Computers are awesome, but they don't know how to do much on their own; you have to train them. Crowdsourcing turns out to be a great way to do this. Suppose you would like to have an algorithm to measure something — like whether a tweet about a movie is positive or negative. You might want to know this so you can count positive and negative tweets about a particular movie and use that information to predict box office success (like Asur and Huberman do in this paper). You could try and think of all of the positive and negative words that you know and then only count tweets that include those words, but you'd probably miss a lot. You could categorize all of the tweets yourself, or hire a student to do it, but by the time you finished the movie would be on late night cable TV. You need a computer algorithm so you can pull thousands of tweets and count them quick, but a computer just doesn't know the difference between a positive tweet and negative tweet until you train it.

That's where the crowd comes in. People can easily judge the tone of a tweet, and you don't have to be an expert to do it. So, what you can do is gather a pile of tweets — say a few thousand — put them up on Amazon Mechanical Turk, and let the crowd label them as positive or negative. At a few cents per tweet you can do this for something in the ballpark of a hundred bucks. Now that you have a pile of labeled tweets, you can train the computer. There's lots of fancy terms for it — language model classifiers, self organizing fuzzy neural networks, ... — but basically, you run a regression.  The independent variable is stuff the computer can measure, like how many times certain words appear, and the dependent variable is whether the tweet is positive or negative. You estimate the regression (a.k.a train the classifier) on the tweets labeled by the crowd, and now you have an algorithm that can label new tweets that the crowd hasn't labeled.When the next movie is coming out, you harvest the unlabeled tweets and feed them through the computer to see how many are positive and negative.
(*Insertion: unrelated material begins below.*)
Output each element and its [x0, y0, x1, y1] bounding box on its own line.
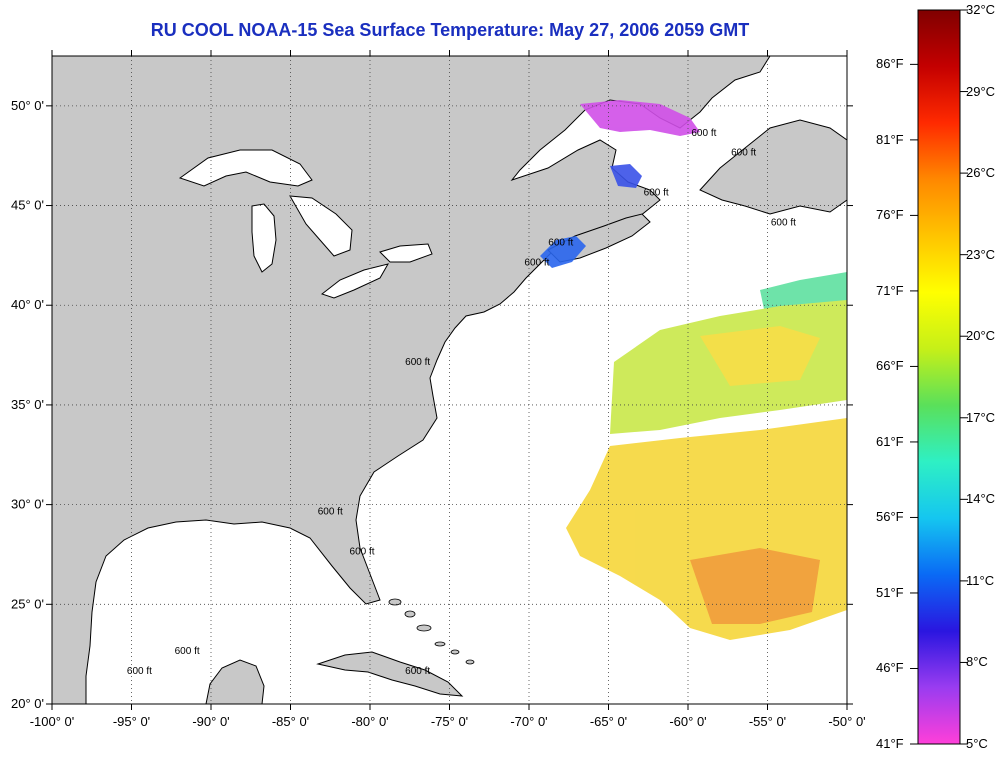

This is exactly how Hany Farid at Dartmouth trained his algorithm for detecting how much digital photographs have been altered.  On it's own the computer can measure lots of fancy statistical features of the image, but judging how significant the alteration of the image is requires a human. So, he gave lots of pairs of original and altered images to people on MTurk and had them rate how altered the images were.  Then he essentially let the computer figure out what image characteristics for the altered images correlate with high alteration scores (but in a much fancier way then just a regular regression).  Now, he has a trained algorithm that can read in photographs where we don't have the original and predict how altered the image is.